I couldn’t say it back; there was something stopping me. As much as I hated it, I couldn’t bring those words out of my mouth. He said everything I wanted to hear. That I’m not used, or broken, or insufficient. I don’t want something to hold me back; I want to fall into his arms and never look back, but the ringing in my mind keeps chiming.

Exhaling slowly, that very ring blares out loud, pulling me from my thoughts. I stare at my phone and groan. Answering it, I lift it to my ear, and Mum starts talking. “Finally, you answer. Why have you been avoiding me, Mia? I am your mum. I gave birth to you, and now you just ignore me over a breakup three years ago?”

My groan echoes as I walk down the street.

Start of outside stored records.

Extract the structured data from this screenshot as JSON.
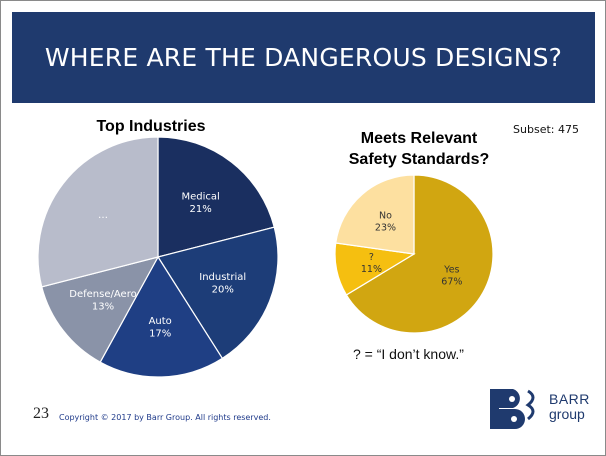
{
  "header": {
    "title": "WHERE ARE THE DANGEROUS DESIGNS?"
  },
  "subset_label": "Subset: 475",
  "footnote": "? = “I don’t know.”",
  "footer": {
    "page_number": "23",
    "copyright": "Copyright © 2017 by Barr Group.  All rights reserved."
  },
  "logo": {
    "line1": "BARR",
    "line2": "group"
  },
  "colors": {
    "title_bar": "#1f3a6e",
    "text_on_dark": "#ffffff",
    "text_on_light": "#333333"
  },
  "chart_data": [
    {
      "type": "pie",
      "title": "Top Industries",
      "categories": [
        "Medical",
        "Industrial",
        "Auto",
        "Defense/Aero",
        "..."
      ],
      "labels": [
        "Medical\n21%",
        "Industrial\n20%",
        "Auto\n17%",
        "Defense/Aero\n13%",
        "…"
      ],
      "values": [
        21,
        20,
        17,
        13,
        29
      ],
      "colors": [
        "#1a2f60",
        "#1d3d78",
        "#1f3f84",
        "#8a93a8",
        "#b8bccb"
      ],
      "label_dark_text": [
        false,
        false,
        false,
        false,
        false
      ]
    },
    {
      "type": "pie",
      "title": "Meets Relevant\nSafety Standards?",
      "categories": [
        "Yes",
        "?",
        "No"
      ],
      "labels": [
        "Yes\n67%",
        "?\n11%",
        "No\n23%"
      ],
      "values": [
        67,
        11,
        23
      ],
      "colors": [
        "#d1a611",
        "#f5bf10",
        "#fde0a0"
      ],
      "label_dark_text": [
        true,
        true,
        true
      ]
    }
  ]
}
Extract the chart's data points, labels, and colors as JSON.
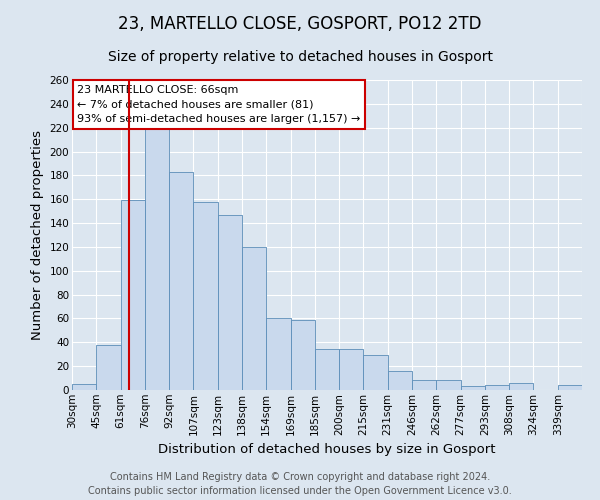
{
  "title": "23, MARTELLO CLOSE, GOSPORT, PO12 2TD",
  "subtitle": "Size of property relative to detached houses in Gosport",
  "xlabel": "Distribution of detached houses by size in Gosport",
  "ylabel": "Number of detached properties",
  "bins": [
    "30sqm",
    "45sqm",
    "61sqm",
    "76sqm",
    "92sqm",
    "107sqm",
    "123sqm",
    "138sqm",
    "154sqm",
    "169sqm",
    "185sqm",
    "200sqm",
    "215sqm",
    "231sqm",
    "246sqm",
    "262sqm",
    "277sqm",
    "293sqm",
    "308sqm",
    "324sqm",
    "339sqm"
  ],
  "bar_heights": [
    5,
    38,
    159,
    219,
    183,
    158,
    147,
    120,
    60,
    59,
    34,
    34,
    29,
    16,
    8,
    8,
    3,
    4,
    6,
    0,
    4
  ],
  "bar_color": "#c9d9ed",
  "bar_edge_color": "#5b8db8",
  "vline_color": "#cc0000",
  "ylim": [
    0,
    260
  ],
  "yticks": [
    0,
    20,
    40,
    60,
    80,
    100,
    120,
    140,
    160,
    180,
    200,
    220,
    240,
    260
  ],
  "annotation_title": "23 MARTELLO CLOSE: 66sqm",
  "annotation_line1": "← 7% of detached houses are smaller (81)",
  "annotation_line2": "93% of semi-detached houses are larger (1,157) →",
  "annotation_box_color": "#ffffff",
  "annotation_box_edge": "#cc0000",
  "footer1": "Contains HM Land Registry data © Crown copyright and database right 2024.",
  "footer2": "Contains public sector information licensed under the Open Government Licence v3.0.",
  "bg_color": "#dce6f0",
  "plot_bg_color": "#dce6f0",
  "title_fontsize": 12,
  "subtitle_fontsize": 10,
  "axis_label_fontsize": 9.5,
  "tick_fontsize": 7.5,
  "annotation_fontsize": 8,
  "footer_fontsize": 7
}
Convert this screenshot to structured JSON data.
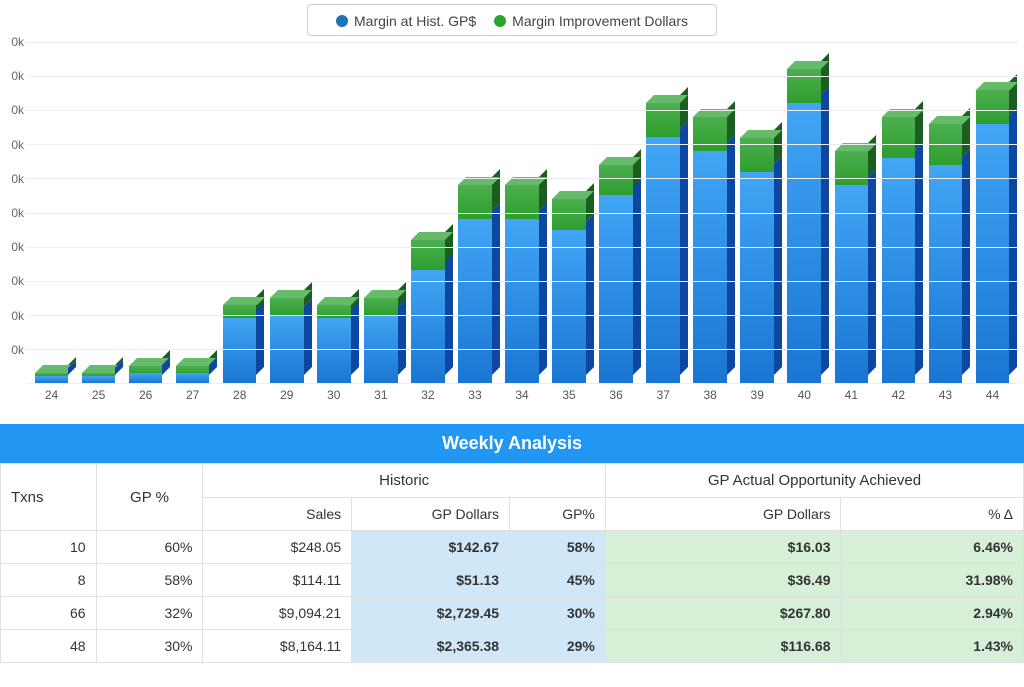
{
  "chart": {
    "type": "stacked-bar-3d",
    "legend": [
      {
        "label": "Margin at Hist. GP$",
        "color": "#1d72b8"
      },
      {
        "label": "Margin Improvement Dollars",
        "color": "#2ba52b"
      }
    ],
    "colors": {
      "blue_front": "#1976d2",
      "blue_front_light": "#42a5f5",
      "blue_side": "#0d47a1",
      "blue_top": "#64b5f6",
      "green_front": "#2e9e2e",
      "green_front_light": "#4caf50",
      "green_side": "#1b5e20",
      "green_top": "#66bb6a",
      "grid": "#eeeeee",
      "axis_text": "#666666"
    },
    "ymax": 100,
    "ytick_step": 10,
    "yticks": [
      "0k",
      "0k",
      "0k",
      "0k",
      "0k",
      "0k",
      "0k",
      "0k",
      "0k",
      "0k"
    ],
    "categories": [
      "24",
      "25",
      "26",
      "27",
      "28",
      "29",
      "30",
      "31",
      "32",
      "33",
      "34",
      "35",
      "36",
      "37",
      "38",
      "39",
      "40",
      "41",
      "42",
      "43",
      "44"
    ],
    "series_blue": [
      2,
      2,
      3,
      3,
      19,
      20,
      19,
      20,
      33,
      48,
      48,
      45,
      55,
      72,
      68,
      62,
      82,
      58,
      66,
      64,
      76
    ],
    "series_green": [
      1,
      1,
      2,
      2,
      4,
      5,
      4,
      5,
      9,
      10,
      10,
      9,
      9,
      10,
      10,
      10,
      10,
      10,
      12,
      12,
      10
    ]
  },
  "table": {
    "title": "Weekly Analysis",
    "group_headers": {
      "historic": "Historic",
      "opportunity": "GP Actual Opportunity Achieved"
    },
    "columns": {
      "txns": "Txns",
      "gp_pct": "GP %",
      "sales": "Sales",
      "gp_dollars": "GP Dollars",
      "gp_pct2": "GP%",
      "opp_gp_dollars": "GP Dollars",
      "pct_delta": "% Δ"
    },
    "highlight_colors": {
      "historic": "#cfe7f7",
      "opportunity": "#d6efd7"
    },
    "rows": [
      {
        "txns": "10",
        "gp_pct": "60%",
        "sales": "$248.05",
        "gp_dollars": "$142.67",
        "gp_pct2": "58%",
        "opp_gp": "$16.03",
        "delta": "6.46%"
      },
      {
        "txns": "8",
        "gp_pct": "58%",
        "sales": "$114.11",
        "gp_dollars": "$51.13",
        "gp_pct2": "45%",
        "opp_gp": "$36.49",
        "delta": "31.98%"
      },
      {
        "txns": "66",
        "gp_pct": "32%",
        "sales": "$9,094.21",
        "gp_dollars": "$2,729.45",
        "gp_pct2": "30%",
        "opp_gp": "$267.80",
        "delta": "2.94%"
      },
      {
        "txns": "48",
        "gp_pct": "30%",
        "sales": "$8,164.11",
        "gp_dollars": "$2,365.38",
        "gp_pct2": "29%",
        "opp_gp": "$116.68",
        "delta": "1.43%"
      }
    ]
  }
}
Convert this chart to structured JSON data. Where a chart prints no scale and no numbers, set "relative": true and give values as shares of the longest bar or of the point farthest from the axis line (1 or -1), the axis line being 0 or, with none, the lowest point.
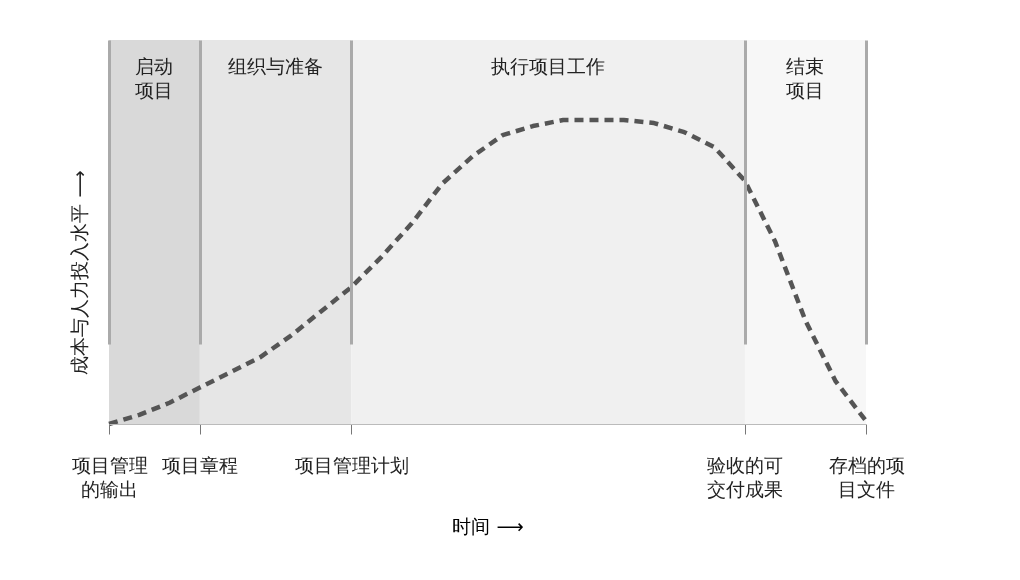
{
  "chart_data": {
    "type": "line",
    "relative": true,
    "xlabel": "时间 ⟶",
    "ylabel": "成本与人力投入水平 ⟶",
    "categories": [
      "项目管理的输出",
      null,
      null,
      "项目章程",
      null,
      null,
      null,
      null,
      "项目管理计划",
      null,
      null,
      null,
      null,
      null,
      null,
      null,
      null,
      null,
      null,
      null,
      null,
      "验收的可交付成果",
      null,
      null,
      null,
      "存档的项目文件"
    ],
    "bands": [
      {
        "axis": "x",
        "from": "项目管理的输出",
        "to": "项目章程",
        "label": "启动项目",
        "color": "#d9d9d9"
      },
      {
        "axis": "x",
        "from": "项目章程",
        "to": "项目管理计划",
        "label": "组织与准备",
        "color": "#e6e6e6"
      },
      {
        "axis": "x",
        "from": "项目管理计划",
        "to": "验收的可交付成果",
        "label": "执行项目工作",
        "color": "#f0f0f0"
      },
      {
        "axis": "x",
        "from": "验收的可交付成果",
        "to": "存档的项目文件",
        "label": "结束项目",
        "color": "#f7f7f7"
      }
    ],
    "grid": "x",
    "series": [
      {
        "color": "#555555",
        "line_style": "dashed",
        "values": [
          0,
          0.03,
          0.07,
          0.12,
          0.17,
          0.22,
          0.29,
          0.37,
          0.45,
          0.55,
          0.66,
          0.79,
          0.88,
          0.95,
          0.98,
          1,
          1,
          1,
          0.99,
          0.96,
          0.91,
          0.8,
          0.6,
          0.34,
          0.14,
          0.01
        ]
      }
    ]
  }
}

It’s cold and overcast, but the rain has held off this morning as I trudge along in my coat. “Hi, Mum,” I rasp out before clearing my throat. “And I picked it up now.”

“Yes, after a few months.” Her tone is curt, rubbing my neck the wrong way. “I had to go through your brother, and essentially he told me you were still alive.”

“Well, he didn’t lie,” I answer, not trying to be snarky, but she takes it that way.

She huffs a hollow laugh before adding, “So, when are you coming back home?”

My jaw ticks. “I’m not sure, Mum.”

She grunts, and I can’t tell if she’s annoyed or impressed. “Sinnett told me about the interview you have this Wednesday with a design company. I have to say, even though I am disappointed that you didn’t follow through with Law, I am happy that you’re doing something with your life, and this job does sound promising.”